In the Kansas City School District, Latinos appear to be disappearing after sixth grade. The district has no figures on the current dropout rates for Latinos in Kansas City. But last school year there were 2,288 Latino children attending district elementary schools -- but just 457 enrolled in middle schools and 451 in high schools. Leaders in the Latino community are mystified -- they don't know whether the students are transferring to other public and private schools or just quitting.

And at a time when Latinos are the fastest-growing minority population in the metro -- Hispanics will soon outnumber whites in the Kansas City School District -- Alta Vista offers a model for success. That also goes for the two dozen black or white students. Classes are smaller here, making it harder for students to hide in a corner and ignore the daily lessons. Students find positive role models in the teachers and administrators, who are almost all Latino. The school offers an array of social-support services to fend off negative forces -- gangs, drugs, unprotected sex -- that wield influence both inside and outside the classrooms.

As in any school, there's discord here.

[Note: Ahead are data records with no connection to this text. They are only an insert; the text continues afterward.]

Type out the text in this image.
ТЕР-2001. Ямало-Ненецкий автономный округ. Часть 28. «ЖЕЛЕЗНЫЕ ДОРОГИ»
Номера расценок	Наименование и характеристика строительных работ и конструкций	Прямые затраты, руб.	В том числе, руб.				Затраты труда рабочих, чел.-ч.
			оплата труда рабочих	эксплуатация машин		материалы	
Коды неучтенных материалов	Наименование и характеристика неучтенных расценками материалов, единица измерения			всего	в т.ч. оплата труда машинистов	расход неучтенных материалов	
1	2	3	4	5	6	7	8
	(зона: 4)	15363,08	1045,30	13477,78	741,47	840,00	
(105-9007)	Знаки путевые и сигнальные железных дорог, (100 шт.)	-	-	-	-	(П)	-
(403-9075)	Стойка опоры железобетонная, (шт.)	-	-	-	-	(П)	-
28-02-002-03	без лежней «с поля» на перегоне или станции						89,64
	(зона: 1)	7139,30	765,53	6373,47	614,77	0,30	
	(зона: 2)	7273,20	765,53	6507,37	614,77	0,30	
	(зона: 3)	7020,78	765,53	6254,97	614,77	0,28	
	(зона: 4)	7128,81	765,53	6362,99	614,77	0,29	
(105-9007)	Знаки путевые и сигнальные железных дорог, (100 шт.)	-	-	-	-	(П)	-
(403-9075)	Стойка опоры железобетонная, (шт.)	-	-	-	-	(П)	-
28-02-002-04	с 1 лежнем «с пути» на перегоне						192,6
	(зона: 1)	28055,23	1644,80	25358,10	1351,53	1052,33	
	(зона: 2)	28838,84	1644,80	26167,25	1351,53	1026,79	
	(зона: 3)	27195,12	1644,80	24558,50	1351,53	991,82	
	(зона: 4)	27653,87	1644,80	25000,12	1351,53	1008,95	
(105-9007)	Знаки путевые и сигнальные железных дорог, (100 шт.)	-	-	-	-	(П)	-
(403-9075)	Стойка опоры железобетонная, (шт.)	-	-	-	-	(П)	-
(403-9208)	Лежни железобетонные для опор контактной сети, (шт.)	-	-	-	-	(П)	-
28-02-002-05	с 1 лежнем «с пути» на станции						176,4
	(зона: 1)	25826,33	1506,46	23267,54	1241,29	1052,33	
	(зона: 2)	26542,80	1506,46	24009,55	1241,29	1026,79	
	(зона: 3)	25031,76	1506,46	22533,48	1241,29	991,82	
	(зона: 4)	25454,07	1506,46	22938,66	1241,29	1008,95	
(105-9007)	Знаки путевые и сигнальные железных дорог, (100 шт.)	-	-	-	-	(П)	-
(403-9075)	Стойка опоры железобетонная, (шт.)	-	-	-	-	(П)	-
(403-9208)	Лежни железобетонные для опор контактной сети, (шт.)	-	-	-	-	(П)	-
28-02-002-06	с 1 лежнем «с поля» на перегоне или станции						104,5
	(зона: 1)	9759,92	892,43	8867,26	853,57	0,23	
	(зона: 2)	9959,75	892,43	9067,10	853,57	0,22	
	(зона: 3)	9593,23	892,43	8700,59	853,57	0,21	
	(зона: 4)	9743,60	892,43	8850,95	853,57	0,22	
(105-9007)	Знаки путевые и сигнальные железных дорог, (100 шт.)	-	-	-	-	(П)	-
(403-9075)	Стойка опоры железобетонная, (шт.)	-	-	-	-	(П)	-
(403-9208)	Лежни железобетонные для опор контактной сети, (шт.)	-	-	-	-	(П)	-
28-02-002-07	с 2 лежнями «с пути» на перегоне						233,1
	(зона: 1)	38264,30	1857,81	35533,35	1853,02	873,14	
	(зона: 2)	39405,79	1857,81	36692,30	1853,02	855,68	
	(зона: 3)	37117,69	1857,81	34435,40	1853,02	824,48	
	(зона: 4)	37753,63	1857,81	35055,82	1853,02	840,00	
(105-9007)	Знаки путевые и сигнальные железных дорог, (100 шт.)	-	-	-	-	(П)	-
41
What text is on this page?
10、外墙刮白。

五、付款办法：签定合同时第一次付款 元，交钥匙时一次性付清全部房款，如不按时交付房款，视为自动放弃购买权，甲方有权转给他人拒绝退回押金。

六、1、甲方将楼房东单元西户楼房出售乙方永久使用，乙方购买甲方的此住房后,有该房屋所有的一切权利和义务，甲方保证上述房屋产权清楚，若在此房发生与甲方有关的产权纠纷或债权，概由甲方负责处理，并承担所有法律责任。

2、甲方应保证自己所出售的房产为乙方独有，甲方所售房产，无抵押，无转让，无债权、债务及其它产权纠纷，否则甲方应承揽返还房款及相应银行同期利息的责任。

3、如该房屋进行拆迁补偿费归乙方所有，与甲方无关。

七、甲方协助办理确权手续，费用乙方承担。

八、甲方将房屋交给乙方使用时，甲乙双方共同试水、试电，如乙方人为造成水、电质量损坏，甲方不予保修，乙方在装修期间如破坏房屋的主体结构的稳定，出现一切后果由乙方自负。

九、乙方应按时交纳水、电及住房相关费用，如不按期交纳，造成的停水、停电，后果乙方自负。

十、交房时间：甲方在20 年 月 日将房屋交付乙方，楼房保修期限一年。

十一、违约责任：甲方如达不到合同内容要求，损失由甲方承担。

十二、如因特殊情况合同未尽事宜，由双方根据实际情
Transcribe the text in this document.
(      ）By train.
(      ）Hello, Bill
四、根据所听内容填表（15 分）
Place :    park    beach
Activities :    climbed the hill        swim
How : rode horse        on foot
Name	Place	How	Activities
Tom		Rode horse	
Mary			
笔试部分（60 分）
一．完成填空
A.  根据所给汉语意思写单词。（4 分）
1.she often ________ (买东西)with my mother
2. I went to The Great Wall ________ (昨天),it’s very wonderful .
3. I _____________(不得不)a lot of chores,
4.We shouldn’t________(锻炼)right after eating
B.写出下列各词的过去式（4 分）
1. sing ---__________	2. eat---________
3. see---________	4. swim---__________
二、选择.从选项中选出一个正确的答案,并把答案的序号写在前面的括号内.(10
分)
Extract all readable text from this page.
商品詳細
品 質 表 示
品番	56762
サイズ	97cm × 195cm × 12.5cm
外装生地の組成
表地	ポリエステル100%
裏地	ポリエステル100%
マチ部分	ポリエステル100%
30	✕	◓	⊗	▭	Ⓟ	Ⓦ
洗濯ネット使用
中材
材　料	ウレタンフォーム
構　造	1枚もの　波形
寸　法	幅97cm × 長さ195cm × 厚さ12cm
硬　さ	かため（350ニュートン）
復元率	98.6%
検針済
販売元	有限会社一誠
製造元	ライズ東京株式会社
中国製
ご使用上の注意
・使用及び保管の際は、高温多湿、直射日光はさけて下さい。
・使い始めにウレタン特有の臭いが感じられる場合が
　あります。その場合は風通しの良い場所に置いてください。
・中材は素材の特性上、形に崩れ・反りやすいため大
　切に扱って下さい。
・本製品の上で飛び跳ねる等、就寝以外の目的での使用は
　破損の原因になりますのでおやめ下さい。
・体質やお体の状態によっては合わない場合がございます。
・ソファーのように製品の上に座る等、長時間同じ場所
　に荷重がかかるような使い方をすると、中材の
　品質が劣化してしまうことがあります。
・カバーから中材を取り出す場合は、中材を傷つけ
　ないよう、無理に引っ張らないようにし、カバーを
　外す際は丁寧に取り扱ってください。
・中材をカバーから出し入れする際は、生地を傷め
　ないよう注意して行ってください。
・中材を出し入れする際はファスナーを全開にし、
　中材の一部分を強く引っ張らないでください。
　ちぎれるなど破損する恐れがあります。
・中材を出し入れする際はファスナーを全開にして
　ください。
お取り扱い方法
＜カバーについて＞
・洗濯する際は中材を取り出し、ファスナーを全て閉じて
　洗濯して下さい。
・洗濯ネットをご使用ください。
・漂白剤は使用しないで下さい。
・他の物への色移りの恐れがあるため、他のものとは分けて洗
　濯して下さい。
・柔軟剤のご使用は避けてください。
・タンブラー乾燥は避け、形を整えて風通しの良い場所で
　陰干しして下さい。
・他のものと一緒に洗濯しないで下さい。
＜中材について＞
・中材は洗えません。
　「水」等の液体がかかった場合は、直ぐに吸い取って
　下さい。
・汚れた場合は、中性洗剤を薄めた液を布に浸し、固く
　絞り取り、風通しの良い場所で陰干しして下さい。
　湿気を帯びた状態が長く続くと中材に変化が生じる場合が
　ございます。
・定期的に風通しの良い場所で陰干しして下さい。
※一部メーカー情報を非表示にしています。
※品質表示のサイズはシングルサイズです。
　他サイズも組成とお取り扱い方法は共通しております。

You can see it in the lunchroom, where recent immigrants to Kansas City's Historic Northeast neighborhood huddle at the tables near the walls, quietly chatting in Spanish while Westside Chicanos, second- and third-generation Americans of Mexican descent, hold court at the middle tables as if they own the place

"There are gangs here," Alta Vista Principal Cassandra Cole says candidly. "Anyone who tells you differently needs a dose of reality."